Inflammatory cytokines play an important role in the occurrence and development of diabetes and atherosclerosis. CRP is an acute phase protein and represents the systemic inflammatory status [48]. CRP stimulates the vascular smooth muscle cell and is detrimental to the endothelial function [49]. The causes of increased levels of inflammatory factors such as serum CRP in diabetic patients are associated with insulin resistance and long-term chronic inflammatory stimulation by hyperglycemia [50]. Consistently, the present study showed that patients with T2DM had higher CRP levels than controls, but there was no difference between the 2 T2DM groups.

It is well established that oxidative stress is involved in the pathogenesis of diabetic complications. Oxidative stress is due to imbalance between production of reactive oxygen species (ROS) and antioxidant defense [51]. β2-GPI/oxLDL are the product of this imbalance. Nevertheless, the present study did not show any difference in SOD, GSH, or MDA, which all play roles in oxidative stress and associated diseases. Additional studies are necessary to determine whether elevated β2-GPI/oxLDL levels result from long-term accumulation of stable complexes, or whether other factors are involved.

It is well known that diabetes accelerates the clinical course of atherosclerosis and contributes to cerebrovascular recurrence and increased cardiovascular morbidity and mortality [6]. The prevalence of diabetes mellitus is higher in lacunar infarction than in the other subtypes of stroke, and it is a significant factor for lacunar infarction, particularly in the cases of multiple lacunar infarction [52]. In our ischemic stroke subtype groups, elevated β2-GPI/oxLDL levels might be associated with presence in T2DM patients with different subtypes of cerebral infarction. The β2-GPI/oxLDL levels were increased in lacunar and in non-lacunar ischemic stroke, especially in those with lacunar infarction. We found higher occurrence of lacunar infarction compared with atherothrombotic infarction and cardioembolic infarction. In the next clinical study, we should focus on the role of different risk profiles in stroke subtypes.

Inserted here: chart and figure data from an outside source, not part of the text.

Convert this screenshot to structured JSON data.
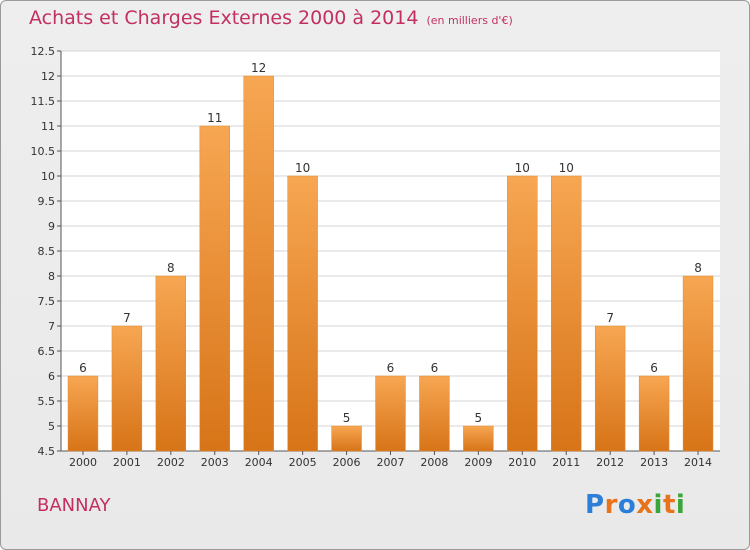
{
  "title": "Achats et Charges Externes 2000 à 2014",
  "subtitle": "(en milliers d'€)",
  "place": "BANNAY",
  "logo": {
    "text": "Proxiti",
    "colors": [
      "#2b7fd8",
      "#e8731a",
      "#2b7fd8",
      "#e8731a",
      "#3aa63a",
      "#e8731a",
      "#3aa63a"
    ]
  },
  "colors": {
    "accent": "#c33060",
    "bar_light": "#f7a652",
    "bar_dark": "#d77418"
  },
  "chart_data": {
    "type": "bar",
    "title": "Achats et Charges Externes 2000 à 2014",
    "subtitle": "(en milliers d'€)",
    "xlabel": "",
    "ylabel": "",
    "categories": [
      "2000",
      "2001",
      "2002",
      "2003",
      "2004",
      "2005",
      "2006",
      "2007",
      "2008",
      "2009",
      "2010",
      "2011",
      "2012",
      "2013",
      "2014"
    ],
    "values": [
      6,
      7,
      8,
      11,
      12,
      10,
      5,
      6,
      6,
      5,
      10,
      10,
      7,
      6,
      8
    ],
    "value_labels": [
      "6",
      "7",
      "8",
      "11",
      "12",
      "10",
      "5",
      "6",
      "6",
      "5",
      "10",
      "10",
      "7",
      "6",
      "8"
    ],
    "ylim": [
      4.5,
      12.5
    ],
    "yticks": [
      4.5,
      5,
      5.5,
      6,
      6.5,
      7,
      7.5,
      8,
      8.5,
      9,
      9.5,
      10,
      10.5,
      11,
      11.5,
      12,
      12.5
    ],
    "ytick_labels": [
      "4.5",
      "5",
      "5.5",
      "6",
      "6.5",
      "7",
      "7.5",
      "8",
      "8.5",
      "9",
      "9.5",
      "10",
      "10.5",
      "11",
      "11.5",
      "12",
      "12.5"
    ],
    "grid": true,
    "legend": "none"
  }
}
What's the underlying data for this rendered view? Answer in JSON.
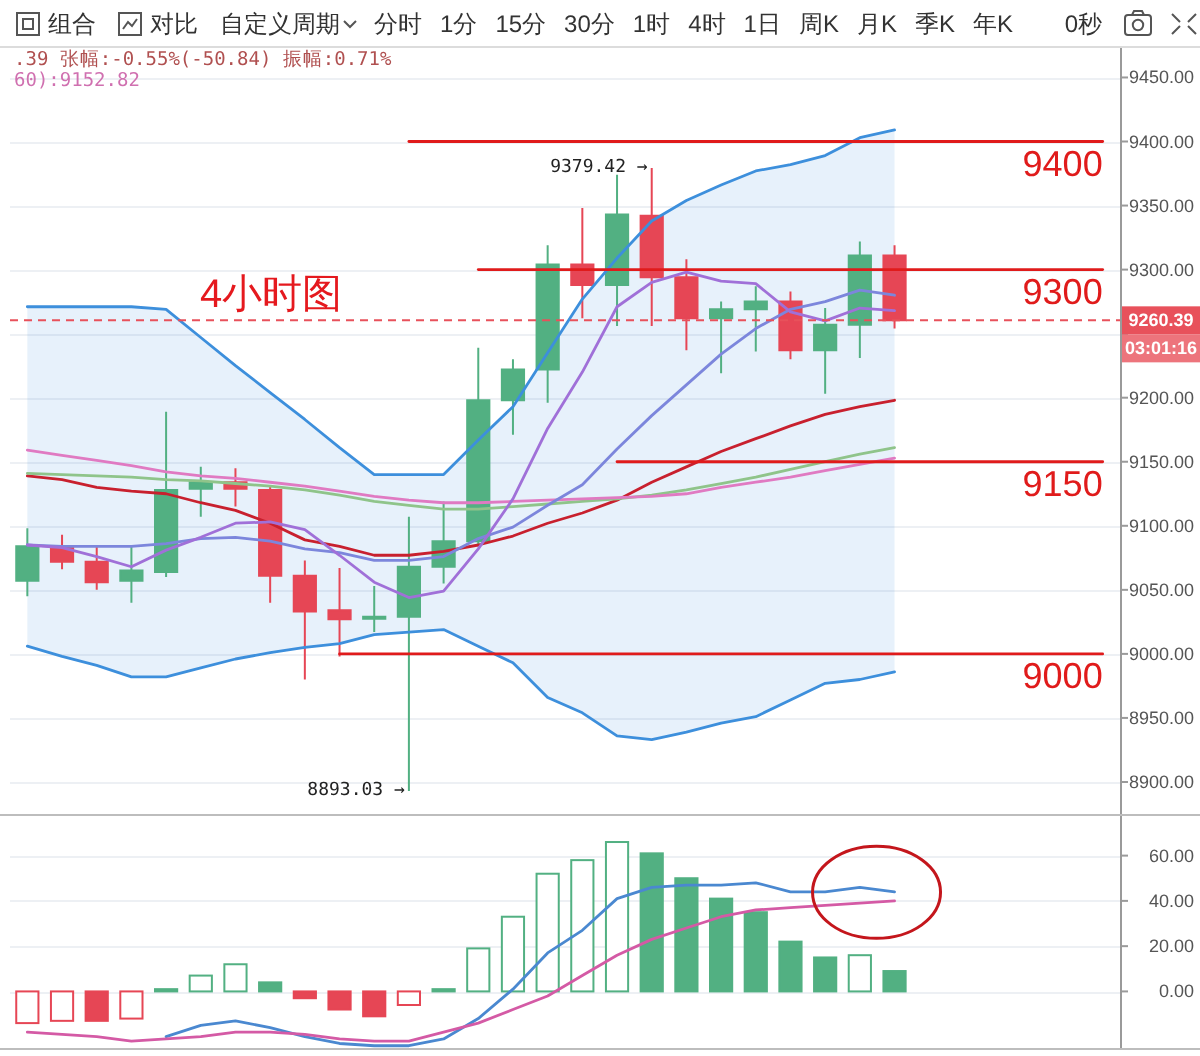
{
  "chart_data": [
    {
      "type": "candlestick",
      "title": "4小时图",
      "categories": [
        null,
        null,
        null,
        null,
        null,
        null,
        null,
        null,
        null,
        null,
        null,
        null,
        null,
        null,
        null,
        null,
        null,
        null,
        null,
        null,
        null,
        null,
        null,
        null,
        null,
        null,
        null,
        null,
        null,
        null,
        null,
        null
      ],
      "ohlc": [
        [
          9057,
          9098,
          9045,
          9084
        ],
        [
          9084,
          9093,
          9066,
          9072
        ],
        [
          9072,
          9084,
          9050,
          9056
        ],
        [
          9057,
          9084,
          9040,
          9065
        ],
        [
          9064,
          9189,
          9060,
          9128
        ],
        [
          9129,
          9146,
          9107,
          9134
        ],
        [
          9134,
          9145,
          9115,
          9129
        ],
        [
          9128,
          9131,
          9040,
          9061
        ],
        [
          9061,
          9073,
          8980,
          9033
        ],
        [
          9034,
          9067,
          8998,
          9027
        ],
        [
          9028,
          9053,
          9017,
          9029
        ],
        [
          9029,
          9107,
          8893.03,
          9068
        ],
        [
          9068,
          9119,
          9055,
          9088
        ],
        [
          9088,
          9239,
          9084,
          9198
        ],
        [
          9198,
          9230,
          9171,
          9222
        ],
        [
          9222,
          9319,
          9196,
          9304
        ],
        [
          9304,
          9348,
          9262,
          9288
        ],
        [
          9288,
          9374,
          9256,
          9343
        ],
        [
          9342,
          9379.42,
          9256,
          9294
        ],
        [
          9294,
          9308,
          9237,
          9262
        ],
        [
          9262,
          9275,
          9219,
          9269
        ],
        [
          9269,
          9287,
          9236,
          9275
        ],
        [
          9275,
          9283,
          9230,
          9237
        ],
        [
          9237,
          9270,
          9203,
          9257
        ],
        [
          9257,
          9322,
          9231,
          9311
        ],
        [
          9311,
          9319,
          9254,
          9260.39
        ],
        null,
        null,
        null,
        null,
        null,
        null
      ],
      "colors": [
        "#52b082",
        "#e64655",
        "#e64655",
        "#52b082",
        "#52b082",
        "#52b082",
        "#e64655",
        "#e64655",
        "#e64655",
        "#e64655",
        "#52b082",
        "#52b082",
        "#52b082",
        "#52b082",
        "#52b082",
        "#52b082",
        "#e64655",
        "#52b082",
        "#e64655",
        "#e64655",
        "#52b082",
        "#52b082",
        "#e64655",
        "#52b082",
        "#52b082",
        "#e64655",
        null,
        null,
        null,
        null,
        null,
        null
      ],
      "series": [
        {
          "type": "line",
          "color": "#3d8fdc",
          "values": [
            9271,
            9271,
            9271,
            9271,
            9269,
            9247,
            9225,
            9204,
            9183,
            9161,
            9140,
            9140,
            9140,
            9167,
            9193,
            9235,
            9277,
            9309,
            9338,
            9354,
            9366,
            9377,
            9382,
            9389,
            9403,
            9409,
            null,
            null,
            null,
            null,
            null,
            null
          ],
          "lower": [
            9006,
            8998,
            8991,
            8982,
            8982,
            8989,
            8996,
            9001,
            9005,
            9008,
            9015,
            9017,
            9019,
            9006,
            8993,
            8966,
            8954,
            8936,
            8933,
            8939,
            8946,
            8951,
            8964,
            8977,
            8980,
            8986,
            null,
            null,
            null,
            null,
            null,
            null
          ],
          "upper": [
            9271,
            9271,
            9271,
            9271,
            9269,
            9247,
            9225,
            9204,
            9183,
            9161,
            9140,
            9140,
            9140,
            9167,
            9193,
            9235,
            9277,
            9309,
            9338,
            9354,
            9366,
            9377,
            9382,
            9389,
            9403,
            9409,
            null,
            null,
            null,
            null,
            null,
            null
          ]
        },
        {
          "type": "line",
          "color": "#3d8fdc",
          "values": [
            9006,
            8998,
            8991,
            8982,
            8982,
            8989,
            8996,
            9001,
            9005,
            9008,
            9015,
            9017,
            9019,
            9006,
            8993,
            8966,
            8954,
            8936,
            8933,
            8939,
            8946,
            8951,
            8964,
            8977,
            8980,
            8986,
            null,
            null,
            null,
            null,
            null,
            null
          ]
        },
        {
          "type": "line",
          "color": "#c8202e",
          "values": [
            9139,
            9136,
            9130,
            9127,
            9125,
            9118,
            9112,
            9102,
            9089,
            9084,
            9077,
            9077,
            9080,
            9085,
            9092,
            9102,
            9110,
            9120,
            9134,
            9146,
            9158,
            9168,
            9178,
            9187,
            9193,
            9198,
            null,
            null,
            null,
            null,
            null,
            null
          ]
        },
        {
          "type": "line",
          "color": "#8fc48a",
          "values": [
            9141,
            9140,
            9139,
            9138,
            9136,
            9135,
            9133,
            9131,
            9128,
            9124,
            9119,
            9116,
            9113,
            9113,
            9115,
            9117,
            9119,
            9121,
            9124,
            9128,
            9133,
            9138,
            9144,
            9150,
            9156,
            9161,
            null,
            null,
            null,
            null,
            null,
            null
          ]
        },
        {
          "type": "line",
          "color": "#e07ac2",
          "values": [
            9159,
            9155,
            9151,
            9147,
            9142,
            9139,
            9137,
            9134,
            9131,
            9127,
            9123,
            9120,
            9118,
            9118,
            9119,
            9120,
            9121,
            9122,
            9123,
            9125,
            9130,
            9134,
            9138,
            9143,
            9148,
            9152.82,
            null,
            null,
            null,
            null,
            null,
            null
          ]
        },
        {
          "type": "line",
          "color": "#7c86dc",
          "values": [
            9085,
            9084,
            9084,
            9084,
            9086,
            9090,
            9091,
            9088,
            9082,
            9079,
            9073,
            9073,
            9076,
            9090,
            9099,
            9116,
            9132,
            9160,
            9186,
            9210,
            9234,
            9254,
            9269,
            9275,
            9284,
            9280,
            null,
            null,
            null,
            null,
            null,
            null
          ]
        },
        {
          "type": "line",
          "color": "#a070d8",
          "values": [
            9085,
            9083,
            9076,
            9068,
            9081,
            9091,
            9102,
            9103,
            9097,
            9077,
            9056,
            9044,
            9049,
            9082,
            9121,
            9176,
            9220,
            9271,
            9290,
            9298,
            9291,
            9289,
            9267,
            9260,
            9270,
            9268,
            null,
            null,
            null,
            null,
            null,
            null
          ]
        },
        {
          "type": "line",
          "name": "9400",
          "color": "#e01b1b",
          "values": [
            null,
            null,
            null,
            null,
            null,
            null,
            null,
            null,
            null,
            null,
            null,
            9400,
            9400,
            9400,
            9400,
            9400,
            9400,
            9400,
            9400,
            9400,
            9400,
            9400,
            9400,
            9400,
            9400,
            9400,
            9400,
            9400,
            9400,
            9400,
            9400,
            9400
          ]
        },
        {
          "type": "line",
          "name": "9300",
          "color": "#e01b1b",
          "values": [
            null,
            null,
            null,
            null,
            null,
            null,
            null,
            null,
            null,
            null,
            null,
            null,
            null,
            9300,
            9300,
            9300,
            9300,
            9300,
            9300,
            9300,
            9300,
            9300,
            9300,
            9300,
            9300,
            9300,
            9300,
            9300,
            9300,
            9300,
            9300,
            9300
          ]
        },
        {
          "type": "line",
          "name": "9150",
          "color": "#e01b1b",
          "values": [
            null,
            null,
            null,
            null,
            null,
            null,
            null,
            null,
            null,
            null,
            null,
            null,
            null,
            null,
            null,
            null,
            null,
            9150,
            9150,
            9150,
            9150,
            9150,
            9150,
            9150,
            9150,
            9150,
            9150,
            9150,
            9150,
            9150,
            9150,
            9150
          ]
        },
        {
          "type": "line",
          "name": "9000",
          "color": "#e01b1b",
          "values": [
            null,
            null,
            null,
            null,
            null,
            null,
            null,
            null,
            null,
            9000,
            9000,
            9000,
            9000,
            9000,
            9000,
            9000,
            9000,
            9000,
            9000,
            9000,
            9000,
            9000,
            9000,
            9000,
            9000,
            9000,
            9000,
            9000,
            9000,
            9000,
            9000,
            9000
          ]
        }
      ],
      "ylim": [
        8875,
        9473
      ],
      "yticks": [
        {
          "value": 8900,
          "label": "8900.00"
        },
        {
          "value": 8950,
          "label": "8950.00"
        },
        {
          "value": 9000,
          "label": "9000.00"
        },
        {
          "value": 9050,
          "label": "9050.00"
        },
        {
          "value": 9100,
          "label": "9100.00"
        },
        {
          "value": 9150,
          "label": "9150.00"
        },
        {
          "value": 9200,
          "label": "9200.00"
        },
        {
          "value": 9250,
          "label": null
        },
        {
          "value": 9300,
          "label": "9300.00"
        },
        {
          "value": 9350,
          "label": "9350.00"
        },
        {
          "value": 9400,
          "label": "9400.00"
        },
        {
          "value": 9450,
          "label": "9450.00"
        }
      ],
      "grid": "y",
      "tick_labels": "y",
      "ref_lines": [
        {
          "axis": "y",
          "value": 9260.39,
          "label": "9260.39",
          "color": "#e8515b",
          "line_style": "dashed"
        }
      ],
      "annotations": [
        "组合",
        "对比",
        "自定义周期",
        "分时",
        "1分",
        "15分",
        "30分",
        "1时",
        "4时",
        "1日",
        "周K",
        "月K",
        "季K",
        "年K",
        "0秒",
        ".39 张幅:-0.55%(-50.84) 振幅:0.71%",
        "60):9152.82",
        "03:01:16",
        "9379.42 →",
        "8893.03 →"
      ]
    },
    {
      "type": "bar",
      "categories": [
        null,
        null,
        null,
        null,
        null,
        null,
        null,
        null,
        null,
        null,
        null,
        null,
        null,
        null,
        null,
        null,
        null,
        null,
        null,
        null,
        null,
        null,
        null,
        null,
        null,
        null,
        null,
        null,
        null,
        null,
        null,
        null
      ],
      "series": [
        {
          "type": "bar",
          "values": [
            null,
            null,
            -13,
            null,
            1,
            null,
            null,
            4,
            -3,
            -8,
            -11,
            null,
            1,
            null,
            null,
            null,
            null,
            null,
            61,
            50,
            41,
            35,
            22,
            15,
            null,
            9,
            null,
            null,
            null,
            null,
            null,
            null
          ],
          "colors": [
            null,
            null,
            "#e64655",
            null,
            "#52b082",
            null,
            null,
            "#52b082",
            "#e64655",
            "#e64655",
            "#e64655",
            null,
            "#52b082",
            null,
            null,
            null,
            null,
            null,
            "#52b082",
            "#52b082",
            "#52b082",
            "#52b082",
            "#52b082",
            "#52b082",
            null,
            "#52b082",
            null,
            null,
            null,
            null,
            null,
            null
          ]
        },
        {
          "type": "bar",
          "values": [
            -14,
            -13,
            null,
            -12,
            null,
            7,
            12,
            null,
            null,
            null,
            null,
            -6,
            null,
            19,
            33,
            52,
            58,
            66,
            null,
            null,
            null,
            null,
            null,
            null,
            16,
            null,
            null,
            null,
            null,
            null,
            null,
            null
          ],
          "colors": [
            "#e64655",
            "#e64655",
            null,
            "#e64655",
            null,
            "#52b082",
            "#52b082",
            null,
            null,
            null,
            null,
            "#e64655",
            null,
            "#52b082",
            "#52b082",
            "#52b082",
            "#52b082",
            "#52b082",
            null,
            null,
            null,
            null,
            null,
            null,
            "#52b082",
            null,
            null,
            null,
            null,
            null,
            null,
            null
          ]
        },
        {
          "type": "line",
          "color": "#4a88d0",
          "values": [
            null,
            null,
            null,
            null,
            -20,
            -15,
            -13,
            -16,
            -20,
            -23,
            -24,
            -24,
            -21,
            -12,
            1,
            17,
            27,
            41,
            46,
            47,
            47,
            48,
            44,
            44,
            46,
            44,
            null,
            null,
            null,
            null,
            null,
            null
          ]
        },
        {
          "type": "line",
          "color": "#d45aa5",
          "values": [
            -18,
            -19,
            -20,
            -22,
            -21,
            -20,
            -18,
            -18,
            -19,
            -21,
            -22,
            -22,
            -18,
            -14,
            -8,
            -2,
            7,
            16,
            23,
            28,
            33,
            36,
            37,
            38,
            39,
            40,
            null,
            null,
            null,
            null,
            null,
            null
          ]
        }
      ],
      "ylim": [
        -25,
        77.5
      ],
      "yticks": [
        {
          "value": 0,
          "label": "0.00"
        },
        {
          "value": 20,
          "label": "20.00"
        },
        {
          "value": 40,
          "label": "40.00"
        },
        {
          "value": 60,
          "label": "60.00"
        }
      ],
      "grid": "y",
      "tick_labels": "y"
    }
  ]
}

This study has some limitations, including the small cohort size and the recruitment of patients from a single center. In addition, cerebral infarction was diagnosed based on MRI findings in symptomatic patients, and it is possible that cerebral infarction was present in patients without symptoms. Finally, the study was not designed to address any causality issue. These results should be confirmed with multicenter studies and with a larger number of subjects. The findings should be interpreted with caution and considered as hypotheses-generating.

Conclusions

This study showed that serum β2-GPI/oxLDL and oxLDL levels were increased in patients with T2DM, especially in those with cerebral infarction. β2-GPI/oxLDL and oxLDL levels in T2DM patients were independently correlated. Elevated β2-GPI/oxLDL levels might be associated with the presence of diabetic cerebral infarction complications. These findings may provide important clues for the understanding of the pathogenic role of circulating β2-GPI/oxLDL in T2DM and the subtypes of cerebral infarction.